In septic shock, the immune response becomes exaggerated, causing widespread inflammation and damage to organs and tissues. The most common cause of septic shock is bacterial infections. These include infections by Pseudomonas (20%), Staphylococcus aureus (20%), and Escherichia coli (16%) as a potential source for sepsis and development of septic shock. The most common sites of infection leading to sepsis are respiratory tract infections (42%), such as pneumonia, urinary and genital tract infections (10%), and infections of the bloodstream (21%). (13, 14)

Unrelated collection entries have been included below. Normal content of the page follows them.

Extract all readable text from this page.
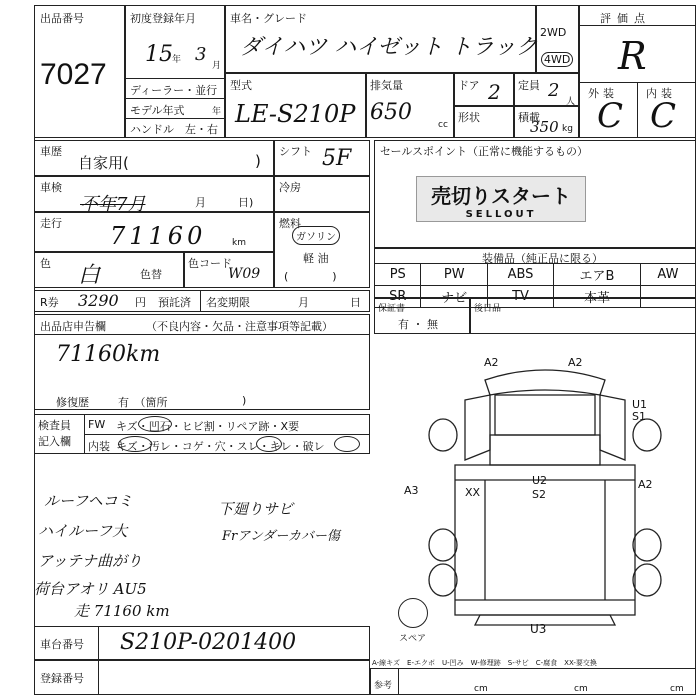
出品番号
7027
初度登録年月
15 年 3
月
ディーラー・並行
モデル年式	年
ハンドル　左・右
車名・グレード
ダイハツ ハイゼット トラック
2WD
4WD
評価点
R
外装	内装
C C
型式
LE-S210P
排気量
650	cc
ドア 2 定員 2
人
形状	積載
350 kg
車歴
自家用(	)
シフト 5F
車検
不年7月	月	日)
冷房
走行 71160	km
燃料
ガソリン
軽 油
(　　　　)
色 白	色替
色コード
W09
セールスポイント（正常に機能するもの）
売切りスタート
SELLOUT
装備品（純正品に限る）
PS	PW	ABS	エアB	AW
SR	ナビ	TV	本革	
R券 3290 円 預託済 名変期限	月	日 保証書
有 ・ 無
後日品
出品店申告欄	（不良内容・欠品・注意事項等記載）
71160km
修復歴	有　（箇所	)
検査員
記入欄
FW キズ・凹石・ヒビ割・リペア跡・X要
内装 キズ・汚レ・コゲ・穴・スレ・キレ・破レ
ルーフヘコミ
ハイルーフ大
アッテナ曲がり
荷台アオリ AU5
走 71160 km
下廻りサビ
Frアンダーカバー傷
A2	A2
U1
S1
A3	XX
U2
S2
A2
U3
スペア
車台番号 S210P-0201400
登録番号
A-線キズ　E-エクボ　U-凹み　W-修理跡　S-サビ　C-腐食　XX-要交換
参考	cm	cm	cm
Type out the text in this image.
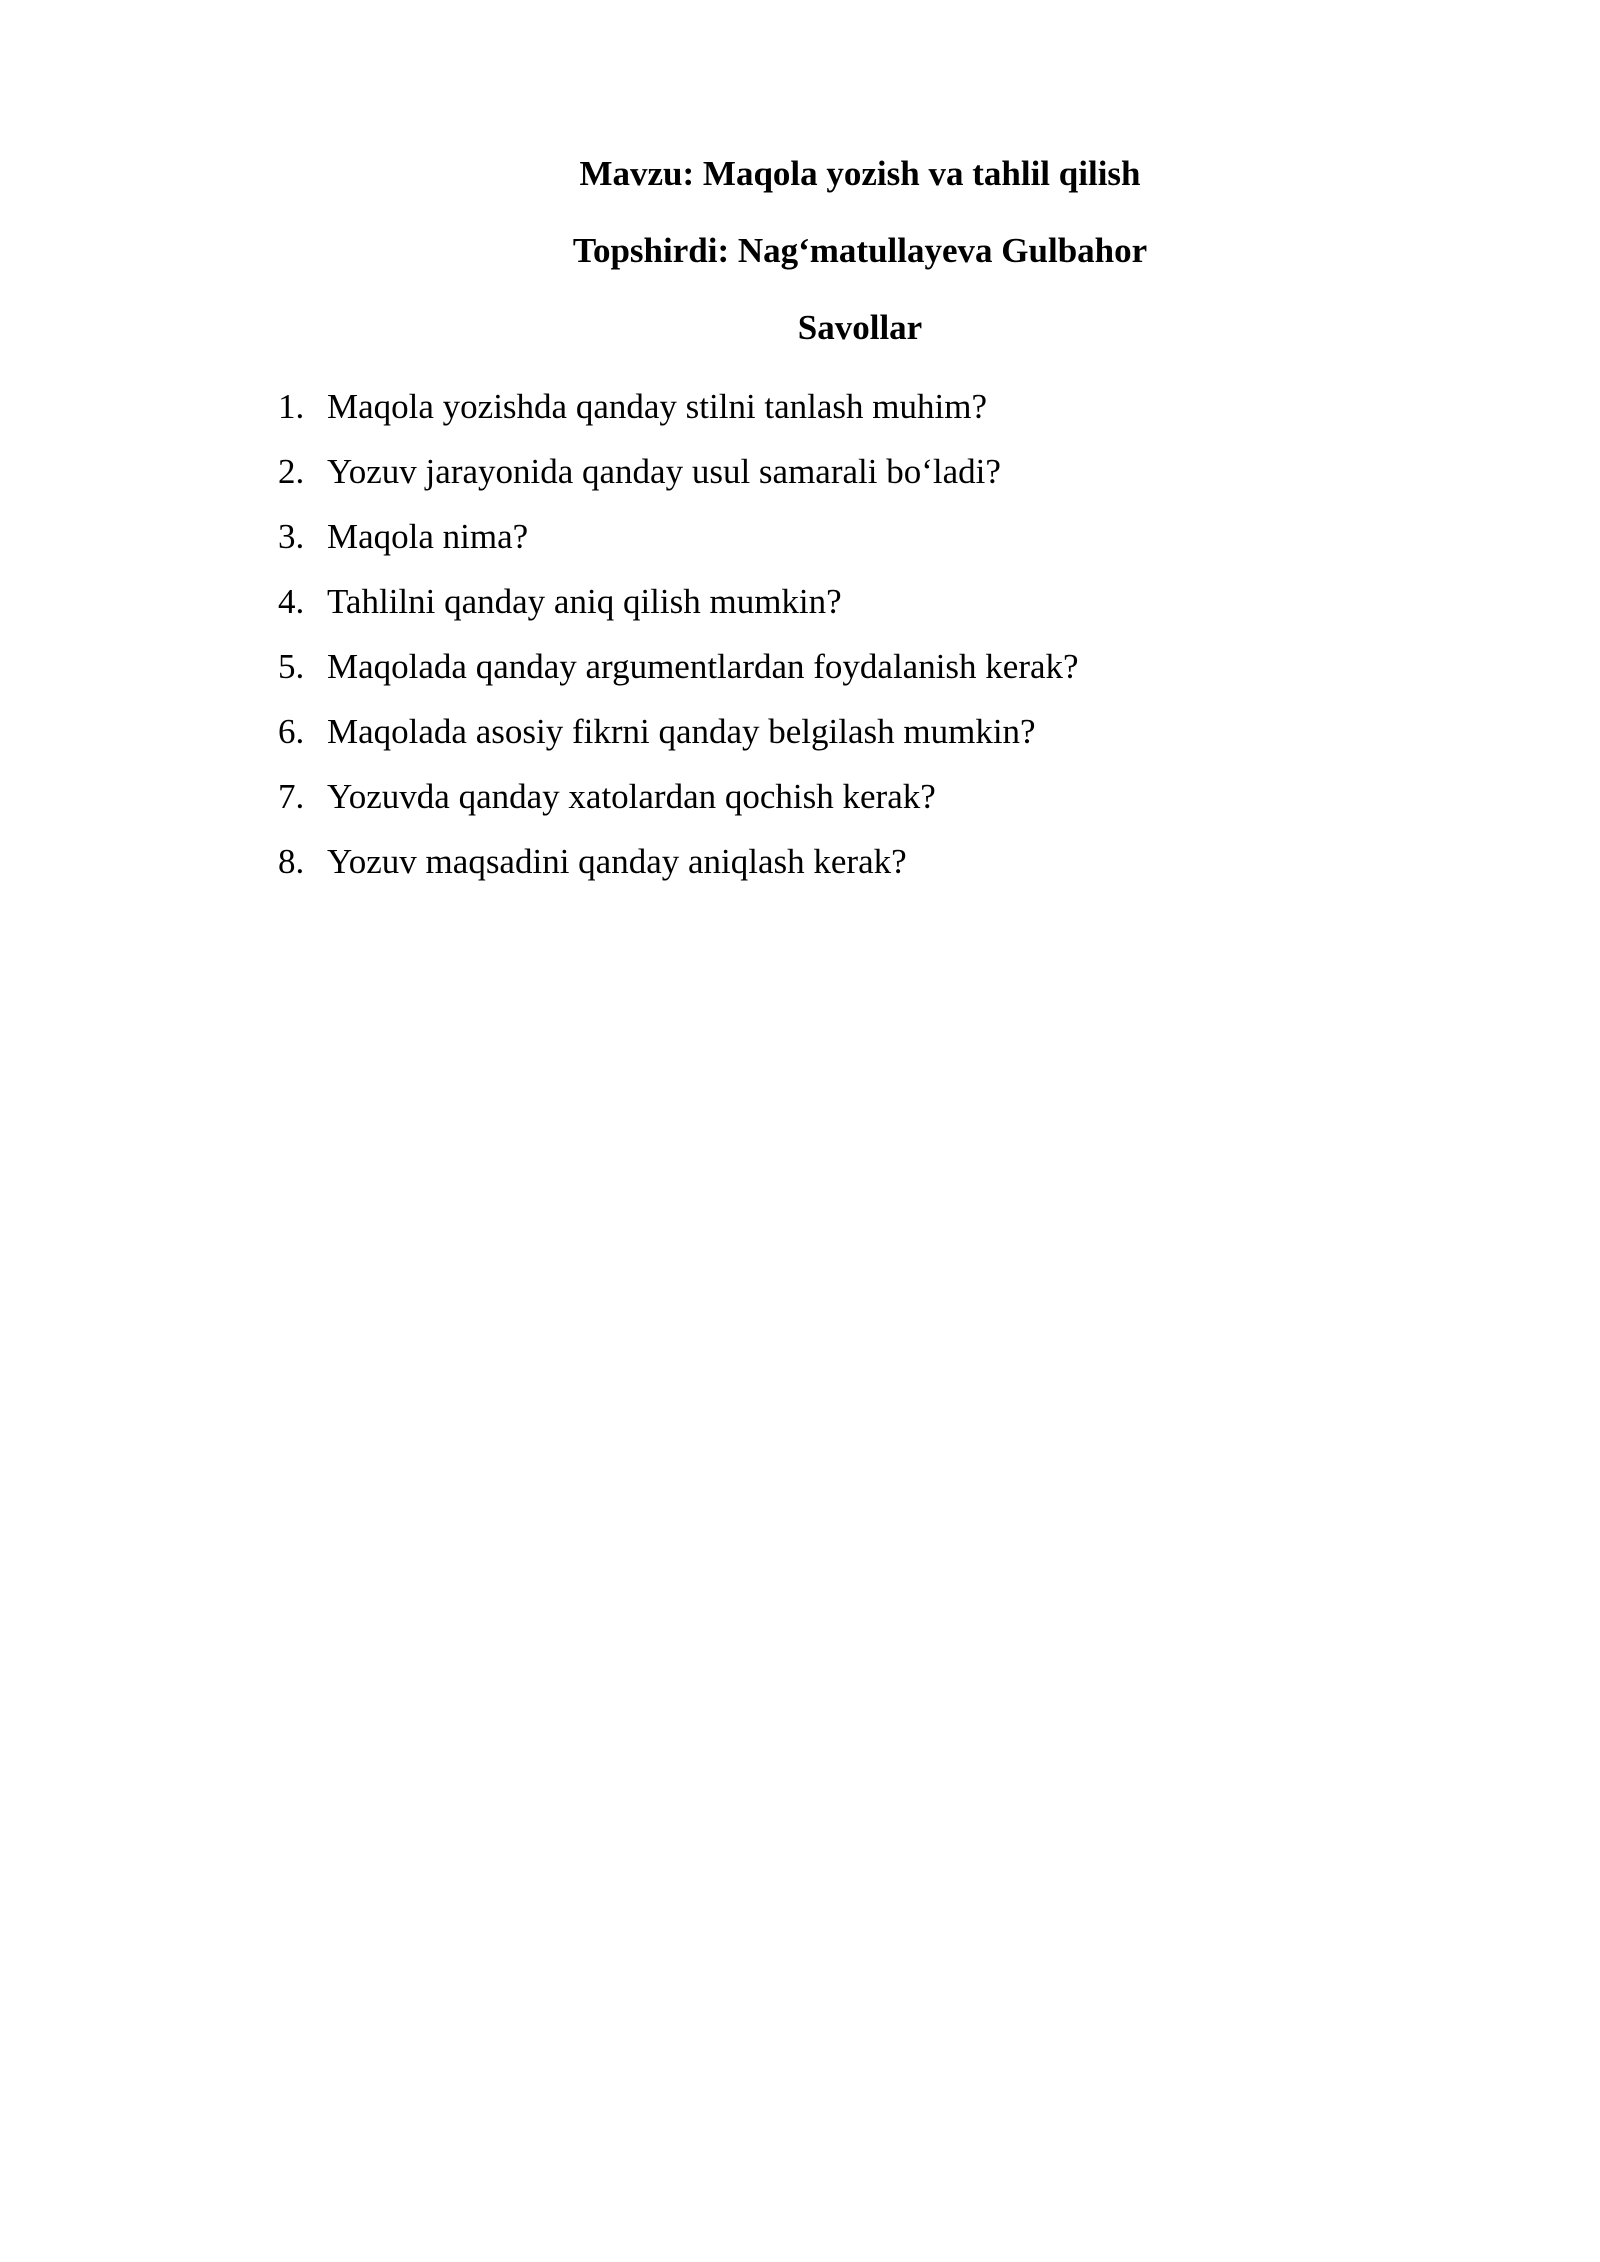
Mavzu: Maqola yozish va tahlil qilish
Topshirdi: Nag‘matullayeva Gulbahor
Savollar
1. Maqola yozishda qanday stilni tanlash muhim?
2. Yozuv jarayonida qanday usul samarali bo‘ladi?
3. Maqola nima?
4. Tahlilni qanday aniq qilish mumkin?
5. Maqolada qanday argumentlardan foydalanish kerak?
6. Maqolada asosiy fikrni qanday belgilash mumkin?
7. Yozuvda qanday xatolardan qochish kerak?
8. Yozuv maqsadini qanday aniqlash kerak?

The symptoms of septic shock are similar to those of sepsis but are more severe and may include the following:

  • Low blood pressure (hypotension);
  • Rapid heartbeat (tachycardia);
  • Rapid breathing (tachypnea);
  • Confusion or disorientation;
  • Reduced urine output;
  • Cool, clammy skin;
  • Fever or hypothermia;
  • Fatigue or weakness;
  • Nausea and vomiting.


Treatment for septic shock usually involves aggressive supportive care, including:

  • Oxygen therapy to support breathing;
  • Intravenous fluids to maintain blood pressure;
  • Vasopressor medications to increase blood pressure;
  • Antibiotics to treat the underlying infection;
  • Nutritional support to maintain metabolic functioning;
  • Organ support, such as mechanical ventilation or dialysis, as needed.

The goal of treatment is to stabilize the patient’s condition and prevent further damage to organs and tissues. In every case, patients require admission to an intensive care unit for close monitoring and specialized care. Prevention of septic shock involves early recognition and treatment of infections. From the healthcare perspective, it is important to practice good hygiene, including handwashing and avoiding contact with people who are sick. Individuals with weakened immune systems, such as those with diabetes or HIV, may be at increased risk for septic shock and should take extra precautions to prevent infections. (12)

4. Anaphylactic shock

Anaphylactic shock is an acute allergic condition in which arterial pressure decreases significantly. It results primarily from an antigen-antibody reaction that rapidly occurs after exposure to an antigen to which the patient is sensitive. It causes the basophils and mast cells in the body to release histamine and other vasodilatory substances that stimulate a hypersensitivity reaction. Intravenous injection of large amounts of histamine causes “histamine shock,” which has characteristics identical to anaphylactic shock. If left untreated, anaphylactic shock can lead to respiratory and cardiac arrest, which can be fatal. (15)

The symptoms of anaphylactic shock can be sudden and severe, and they can affect multiple systems in the body. These symptoms may include:

  • Skin reactions such as hives, itching, and flushing;
  • Swelling of the face, lips, tongue, or throat;
  • Difficulty breathing or shortness of breath;
  • Rapid or weak pulse;
  • Low blood pressure;
  • Nausea, vomiting, or diarrhea;
  • Dizziness or fainting.

Prevention of anaphylactic shock involves avoiding known allergens whenever possible. For individuals with known allergies, it is important to carry an epinephrine auto-injector at all times and to educate friends, family, and coworkers about how to recognize the signs of Anaphylaxis and how to administer the medication in an emergency. (16)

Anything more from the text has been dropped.